The squirrel gloats on his accomplish'd hoard,
The ants have brimm'd their garners with ripe grain,
    And honey bees have stored
The sweets of Summer in their luscious cells;
The swallows all have wing'd across the main;
But here the Autumn melancholy dwells,
    And sighs her tearful spells
Amongst the sunless shadows of the plain.
     Alone, alone,
     Upon a mossy stone,
She sits and reckons up the dead and gone
With the last leaves for a love-rosary,
Whilst all the wither'd world looks drearily,
Like a dim picture of the drownèd past
In the hush'd mind's mysterious far away,
Doubtful what ghostly thing will steal the last
Into that distance, gray upon the gray.

O go and sit with her, and be o'ershaded
Under the languid downfall of her hair:
She wears a coronal of flowers faded
Upon her forehead, and a face of care;—
There is enough of wither'd everywhere
To make her bower,—and enough of gloom;
There is enough of sadness to invite,
If only for the rose that died, whose doom
Is Beauty's,—she that with the living bloom
Of conscious cheeks most beautifies the light:
There is enough of sorrowing, and quite
Enough of bitter fruits the earth doth bear,—
Enough of chilly droppings for her bowl;
Enough of fear and shadowy despair,
To frame her cloudy prison for the soul!


I had a nice Thursday when I wasn't doing work. As planned, I went to Tiara Galleries on Rockville Pike for the Vera Bradley winter launch, where there were bagels and muffins for visitors and lots of lovely new things including penguin holiday cards in Plum Petals. I was being very good and not spending any money, but then I decided to stop at Cottage Monet in downtown Rockville since there's free parking in the garages this week. Cottage Monet also had the new Vera Bradley items, plus they were giving away tins of mints with the new patterns on them...and the retired items were 75% off, meaning I now have a Julia bag in Folkloric and it cost $13. I call this an utterly successful shopping trip!
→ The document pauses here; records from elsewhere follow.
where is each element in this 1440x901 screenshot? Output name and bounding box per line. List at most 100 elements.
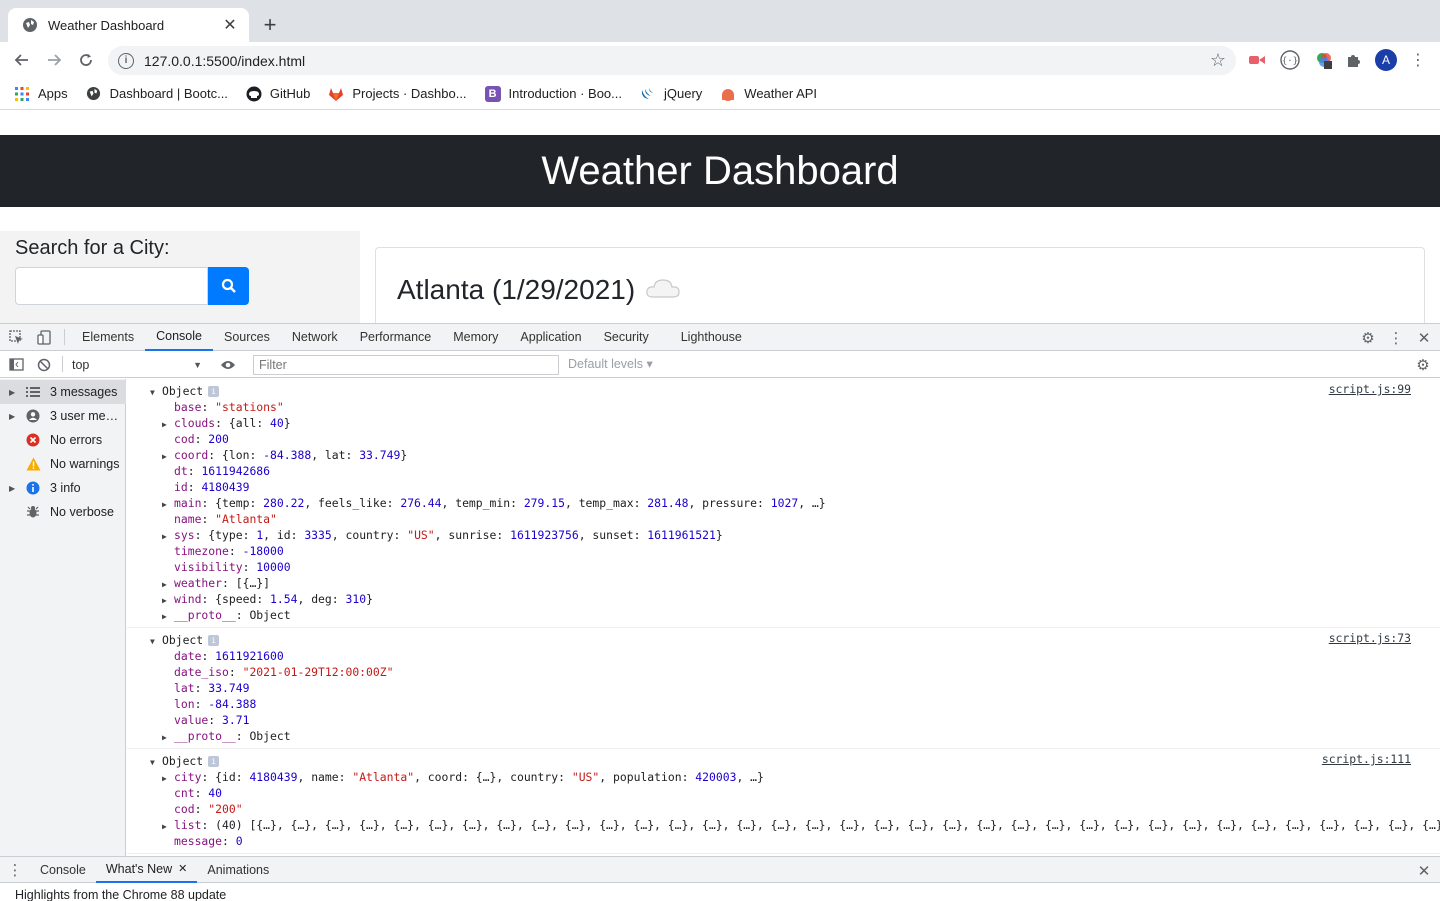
info-badge-icon[interactable]: i	[208, 635, 220, 646]
device-toolbar-icon[interactable]	[30, 324, 58, 351]
address-bar[interactable]: i 127.0.0.1:5500/index.html ☆	[108, 46, 1236, 75]
info-badge-icon[interactable]: i	[208, 756, 220, 767]
console-settings-gear-icon[interactable]: ⚙	[1410, 351, 1436, 378]
inspect-element-icon[interactable]	[2, 324, 30, 351]
object-property[interactable]: ▶ city: {id: 4180439, name: "Atlanta", co…	[162, 769, 764, 785]
forward-button[interactable]	[38, 44, 70, 76]
tab-elements[interactable]: Elements	[71, 324, 145, 351]
source-link[interactable]: script.js:111	[1322, 751, 1411, 767]
extensions-puzzle-icon[interactable]	[1343, 49, 1365, 71]
sidebar-item-warnings[interactable]: No warnings	[0, 452, 126, 476]
object-property[interactable]: ▶ main: {temp: 280.22, feels_like: 276.44…	[162, 495, 826, 511]
extension-color-icon[interactable]	[1313, 49, 1335, 71]
tab-lighthouse[interactable]: Lighthouse	[670, 324, 753, 351]
github-icon	[246, 86, 262, 102]
object-property[interactable]: ▶ sys: {type: 1, id: 3335, country: "US",…	[162, 527, 723, 543]
profile-avatar[interactable]: A	[1375, 49, 1397, 71]
reload-button[interactable]	[70, 44, 102, 76]
browser-menu-icon[interactable]: ⋮	[1407, 49, 1429, 71]
bookmark-weather-api[interactable]: Weather API	[720, 86, 817, 102]
object-property[interactable]: ▶ __proto__: Object	[162, 728, 291, 744]
drawer-tab-console[interactable]: Console	[30, 857, 96, 883]
sidebar-item-verbose[interactable]: No verbose	[0, 500, 126, 524]
object-property: cod: 200	[162, 431, 229, 447]
log-levels-dropdown[interactable]: Default levels ▾	[568, 356, 653, 371]
tab-performance[interactable]: Performance	[349, 324, 443, 351]
sidebar-item-errors[interactable]: No errors	[0, 428, 126, 452]
back-button[interactable]	[6, 44, 38, 76]
context-selector[interactable]: top ▼	[68, 355, 206, 374]
object-header[interactable]: ▼ Object i	[150, 632, 220, 650]
property-key: cnt	[174, 786, 195, 800]
sidebar-item-messages[interactable]: ▶ 3 messages	[0, 380, 126, 404]
bookmark-label: GitHub	[269, 86, 311, 101]
property-key: message	[174, 834, 223, 848]
tab-network[interactable]: Network	[281, 324, 349, 351]
property-key: cod	[174, 802, 195, 816]
collapse-arrow-icon[interactable]: ▼	[150, 385, 162, 401]
extension-video-icon[interactable]	[1246, 49, 1268, 71]
collapse-arrow-icon[interactable]: ▼	[150, 755, 162, 771]
bug-icon	[25, 504, 41, 520]
close-drawer-tab-icon[interactable]: ✕	[178, 862, 187, 875]
drawer-tab-whats-new[interactable]: What's New ✕	[95, 857, 198, 883]
close-drawer-icon[interactable]: ✕	[1411, 857, 1437, 884]
city-search-input[interactable]	[15, 267, 208, 305]
sidebar-item-info[interactable]: ▶ 3 info	[0, 476, 126, 500]
toggle-sidebar-icon[interactable]	[2, 351, 30, 378]
drawer-tab-animations[interactable]: Animations	[197, 857, 279, 883]
property-value: 200	[208, 432, 229, 446]
tab-sources[interactable]: Sources	[213, 324, 281, 351]
tab-security[interactable]: Security	[593, 324, 660, 351]
close-tab-icon[interactable]: ✕	[221, 16, 239, 34]
bookmark-bootstrap[interactable]: B Introduction · Boo...	[484, 85, 622, 102]
site-info-icon[interactable]: i	[118, 52, 134, 69]
object-property[interactable]: ▶ list: (40) [{…}, {…}, {…}, {…}, {…}, {……	[162, 817, 1440, 833]
expand-arrow-icon[interactable]: ▶	[162, 730, 174, 746]
tab-application[interactable]: Application	[509, 324, 592, 351]
search-button[interactable]	[208, 267, 249, 305]
object-property[interactable]: ▶ coord: {lon: -84.388, lat: 33.749}	[162, 447, 407, 463]
devtools-menu-icon[interactable]: ⋮	[1383, 324, 1409, 351]
source-link[interactable]: script.js:73	[1329, 630, 1411, 646]
close-devtools-icon[interactable]: ✕	[1411, 324, 1437, 351]
page-header: Weather Dashboard	[0, 135, 1440, 207]
expand-arrow-icon[interactable]: ▶	[162, 609, 174, 625]
sidebar-item-user-messages[interactable]: ▶ 3 user mes…	[0, 404, 126, 428]
bookmark-star-icon[interactable]: ☆	[1210, 50, 1226, 71]
collapse-arrow-icon[interactable]: ▼	[150, 634, 162, 650]
tab-memory[interactable]: Memory	[442, 324, 509, 351]
object-property[interactable]: ▶ __proto__: Object	[162, 607, 291, 623]
source-link[interactable]: script.js:99	[1329, 381, 1411, 397]
object-header[interactable]: ▼ Object i	[150, 383, 220, 401]
key-separator: :	[194, 802, 209, 816]
live-expression-eye-icon[interactable]	[214, 351, 242, 378]
object-property[interactable]: ▶ weather: [{…}]	[162, 575, 270, 591]
bookmark-dashboard[interactable]: Dashboard | Bootc...	[86, 86, 228, 102]
drawer-menu-icon[interactable]: ⋮	[0, 856, 30, 883]
object-property[interactable]: ▶ clouds: {all: 40}	[162, 415, 291, 431]
object-property: id: 4180439	[162, 479, 249, 495]
property-key: date_iso	[174, 665, 229, 679]
property-value: 40	[208, 786, 223, 800]
key-separator: :	[235, 608, 250, 622]
object-property[interactable]: ▶ wind: {speed: 1.54, deg: 310}	[162, 591, 373, 607]
new-tab-button[interactable]: +	[258, 12, 282, 37]
console-message: script.js:73 ▼ Object i date: 1611921600 date…	[127, 628, 1440, 749]
bookmark-apps[interactable]: Apps	[14, 86, 68, 102]
clear-console-icon[interactable]	[30, 351, 58, 378]
reload-icon	[80, 54, 92, 66]
bookmark-gitlab[interactable]: Projects · Dashbo...	[328, 86, 467, 102]
object-label: Object	[162, 633, 204, 647]
info-badge-icon[interactable]: i	[208, 386, 220, 397]
bookmark-jquery[interactable]: jQuery	[640, 86, 702, 102]
settings-gear-icon[interactable]: ⚙	[1355, 324, 1381, 351]
browser-tab[interactable]: Weather Dashboard ✕	[8, 8, 249, 42]
tab-console[interactable]: Console	[145, 324, 213, 351]
key-separator: :	[201, 649, 216, 663]
object-header[interactable]: ▼ Object i	[150, 753, 220, 771]
console-filter-input[interactable]: Filter	[253, 355, 559, 375]
bookmark-github[interactable]: GitHub	[246, 86, 310, 102]
context-value: top	[72, 357, 90, 372]
extension-code-icon[interactable]: {·}	[1279, 49, 1301, 71]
I did some work in the afternoon before Adam called to ask for a ride home from cross country practice; he usually walks, but he has a cold and had a lot of homework that he wanted to get finished before going after dinner to the school's activity fair, where all the clubs try to recruit new members. He did the drama, photo, and chess clubs last year, but I think this year he wants to join a film club. I took him and his friend Daniel over, then I went to the mall to wander for an hour while waiting for them to text and tell me they were finished. We watched the final episode of the animated Star Trek series, which I need to review tomorrow, then we watched part of the Cincinnati-NC State game in which the Bearcats were trouncing the Wolfpack before The Daily Show. Here are some more Hillwood photos, mostly private spaces:

Have a lovely equinox and a blessed Mabon.